In this installment of Clinician’s Corner, Dr. Melanie Nelson provides some guidance on how to handle elimination during time out sequences.

Q: What are some strategies therapists can use to address a child wetting or soiling themselves (or their surrounding area) during a time-out?

A:
1)     Have the child use the bathroom immediately before session (an ounce of prevention and all that). That way chances are better if they are complaining that they need to go to the bathroom it is an attention-seeking behavior and not the real thing. If needed, they could also use the bathroom when switching parents for coaching, just to be sure.

2)      For a child that is completely toilet trained, ignoring pleas to use the bathroom or actual wetting/soiling until the time-out is complete because you and the parents know they just went.

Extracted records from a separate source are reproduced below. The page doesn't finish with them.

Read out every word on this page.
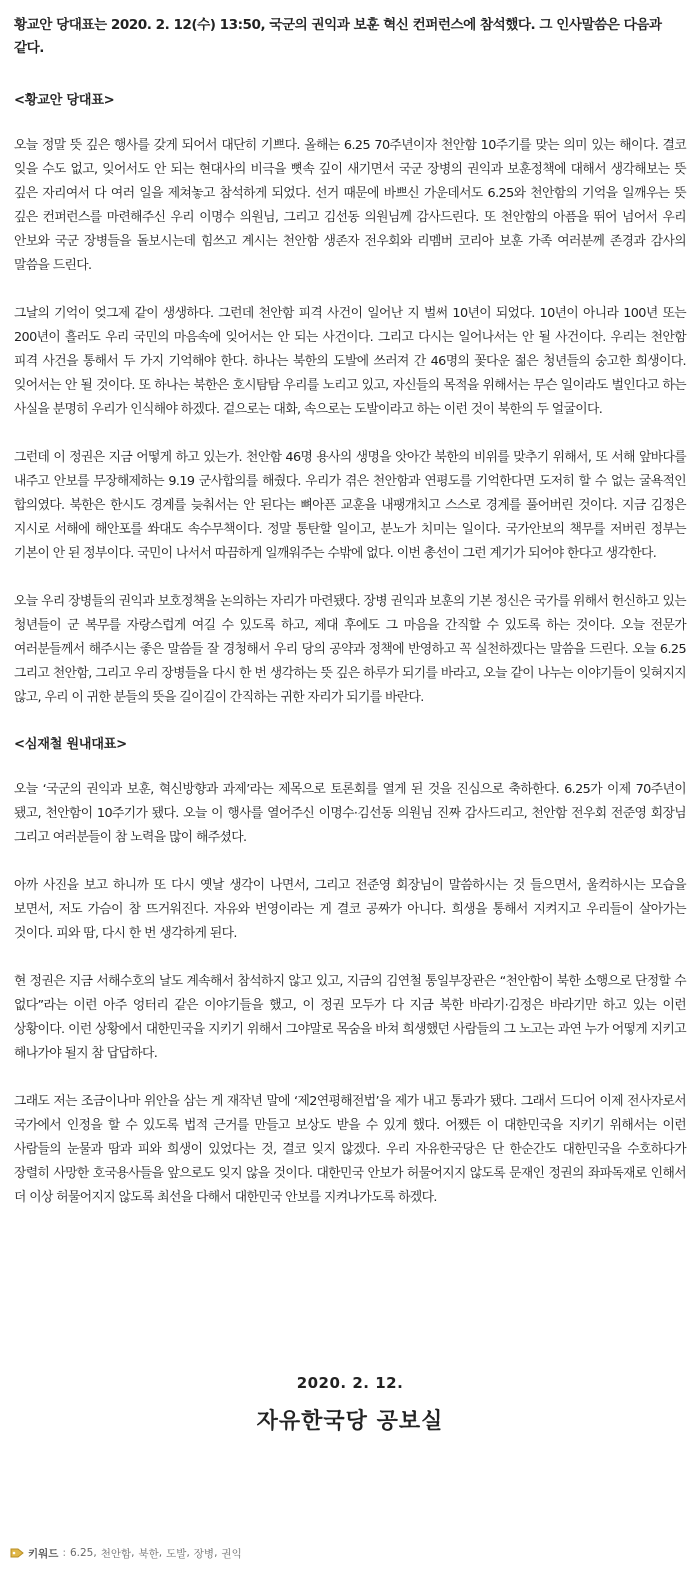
황교안 당대표는 2020. 2. 12(수) 13:50, 국군의 권익과 보훈 혁신 컨퍼런스에 참석했다. 그 인사말씀은 다음과 같다.

<황교안 당대표>

오늘 정말 뜻 깊은 행사를 갖게 되어서 대단히 기쁘다. 올해는 6.25 70주년이자 천안함 10주기를 맞는 의미 있는 해이다. 결코 잊을 수도 없고, 잊어서도 안 되는 현대사의 비극을 뼛속 깊이 새기면서 국군 장병의 권익과 보훈정책에 대해서 생각해보는 뜻 깊은 자리여서 다 여러 일을 제쳐놓고 참석하게 되었다. 선거 때문에 바쁘신 가운데서도 6.25와 천안함의 기억을 일깨우는 뜻 깊은 컨퍼런스를 마련해주신 우리 이명수 의원님, 그리고 김선동 의원님께 감사드린다. 또 천안함의 아픔을 뛰어 넘어서 우리 안보와 국군 장병들을 돌보시는데 힘쓰고 계시는 천안함 생존자 전우회와 리멤버 코리아 보훈 가족 여러분께 존경과 감사의 말씀을 드린다.

그날의 기억이 엊그제 같이 생생하다. 그런데 천안함 피격 사건이 일어난 지 벌써 10년이 되었다. 10년이 아니라 100년 또는 200년이 흘러도 우리 국민의 마음속에 잊어서는 안 되는 사건이다. 그리고 다시는 일어나서는 안 될 사건이다. 우리는 천안함 피격 사건을 통해서 두 가지 기억해야 한다. 하나는 북한의 도발에 쓰러져 간 46명의 꽃다운 젊은 청년들의 숭고한 희생이다. 잊어서는 안 될 것이다. 또 하나는 북한은 호시탐탐 우리를 노리고 있고, 자신들의 목적을 위해서는 무슨 일이라도 벌인다고 하는 사실을 분명히 우리가 인식해야 하겠다. 겉으로는 대화, 속으로는 도발이라고 하는 이런 것이 북한의 두 얼굴이다.

그런데 이 정권은 지금 어떻게 하고 있는가. 천안함 46명 용사의 생명을 앗아간 북한의 비위를 맞추기 위해서, 또 서해 앞바다를 내주고 안보를 무장해제하는 9.19 군사합의를 해줬다. 우리가 겪은 천안함과 연평도를 기억한다면 도저히 할 수 없는 굴욕적인 합의였다. 북한은 한시도 경계를 늦춰서는 안 된다는 뼈아픈 교훈을 내팽개치고 스스로 경계를 풀어버린 것이다. 지금 김정은 지시로 서해에 해안포를 쏴대도 속수무책이다. 정말 통탄할 일이고, 분노가 치미는 일이다. 국가안보의 책무를 저버린 정부는 기본이 안 된 정부이다. 국민이 나서서 따끔하게 일깨워주는 수밖에 없다. 이번 총선이 그런 계기가 되어야 한다고 생각한다.

오늘 우리 장병들의 권익과 보호정책을 논의하는 자리가 마련됐다. 장병 권익과 보훈의 기본 정신은 국가를 위해서 헌신하고 있는 청년들이 군 복무를 자랑스럽게 여길 수 있도록 하고, 제대 후에도 그 마음을 간직할 수 있도록 하는 것이다. 오늘 전문가 여러분들께서 해주시는 좋은 말씀들 잘 경청해서 우리 당의 공약과 정책에 반영하고 꼭 실천하겠다는 말씀을 드린다. 오늘 6.25 그리고 천안함, 그리고 우리 장병들을 다시 한 번 생각하는 뜻 깊은 하루가 되기를 바라고, 오늘 같이 나누는 이야기들이 잊혀지지 않고, 우리 이 귀한 분들의 뜻을 길이길이 간직하는 귀한 자리가 되기를 바란다.

<심재철 원내대표>

오늘 ‘국군의 권익과 보훈, 혁신방향과 과제’라는 제목으로 토론회를 열게 된 것을 진심으로 축하한다. 6.25가 이제 70주년이 됐고, 천안함이 10주기가 됐다. 오늘 이 행사를 열어주신 이명수·김선동 의원님 진짜 감사드리고, 천안함 전우회 전준영 회장님 그리고 여러분들이 참 노력을 많이 해주셨다.

아까 사진을 보고 하니까 또 다시 옛날 생각이 나면서, 그리고 전준영 회장님이 말씀하시는 것 들으면서, 울컥하시는 모습을 보면서, 저도 가슴이 참 뜨거워진다. 자유와 번영이라는 게 결코 공짜가 아니다. 희생을 통해서 지켜지고 우리들이 살아가는 것이다. 피와 땀, 다시 한 번 생각하게 된다.

현 정권은 지금 서해수호의 날도 계속해서 참석하지 않고 있고, 지금의 김연철 통일부장관은 “천안함이 북한 소행으로 단정할 수 없다”라는 이런 아주 엉터리 같은 이야기들을 했고, 이 정권 모두가 다 지금 북한 바라기·김정은 바라기만 하고 있는 이런 상황이다. 이런 상황에서 대한민국을 지키기 위해서 그야말로 목숨을 바쳐 희생했던 사람들의 그 노고는 과연 누가 어떻게 지키고 해나가야 될지 참 답답하다.

그래도 저는 조금이나마 위안을 삼는 게 재작년 말에 ‘제2연평해전법’을 제가 내고 통과가 됐다. 그래서 드디어 이제 전사자로서 국가에서 인정을 할 수 있도록 법적 근거를 만들고 보상도 받을 수 있게 했다. 어쨌든 이 대한민국을 지키기 위해서는 이런 사람들의 눈물과 땀과 피와 희생이 있었다는 것, 결코 잊지 않겠다. 우리 자유한국당은 단 한순간도 대한민국을 수호하다가 장렬히 사망한 호국용사들을 앞으로도 잊지 않을 것이다. 대한민국 안보가 허물어지지 않도록 문재인 정권의 좌파독재로 인해서 더 이상 허물어지지 않도록 최선을 다해서 대한민국 안보를 지켜나가도록 하겠다.

2020. 2. 12.
자유한국당 공보실
키워드 : 6.25 , 천안함 , 북한 , 도발 , 장병 , 권익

3)      For a child who is still in the process of toilet training (as some preschoolers are), it is harder to tell. If the parent is still using pull-ups when they take the child in public, it may be that they can wear a pull-up during session, and then you can ignore (change pull-up like usual after time-out is complete). If they are in real underpants and complaining they need to go (and the parent believes they really do need to go—parents often know these things), The parent, all without saying anything or otherwise giving them attention, can escort them to the bathroom, give them an opportunity to use it, and then return them to the time-out chair. This strategy may be appropriate with a toilet-trained child if the parent genuinely believed the child needed to use the bathroom despite having gone just before session.
4)      If a child does wet or soil themselves during a time-out, which certainly does happen sometimes, and it is ignored as an attention seeking behavior, the parent can give some kind of clean-up command as the follow-up command after the original command is obeyed, (e.g., “get your clean pants out of the bag” or “please wipe up the mess you made on the chair”). Of course, the child isn’t actually going to be able to completely sanitize the mess. That’s usually up to the therapist (all the more reason to remember to send them ahead of time).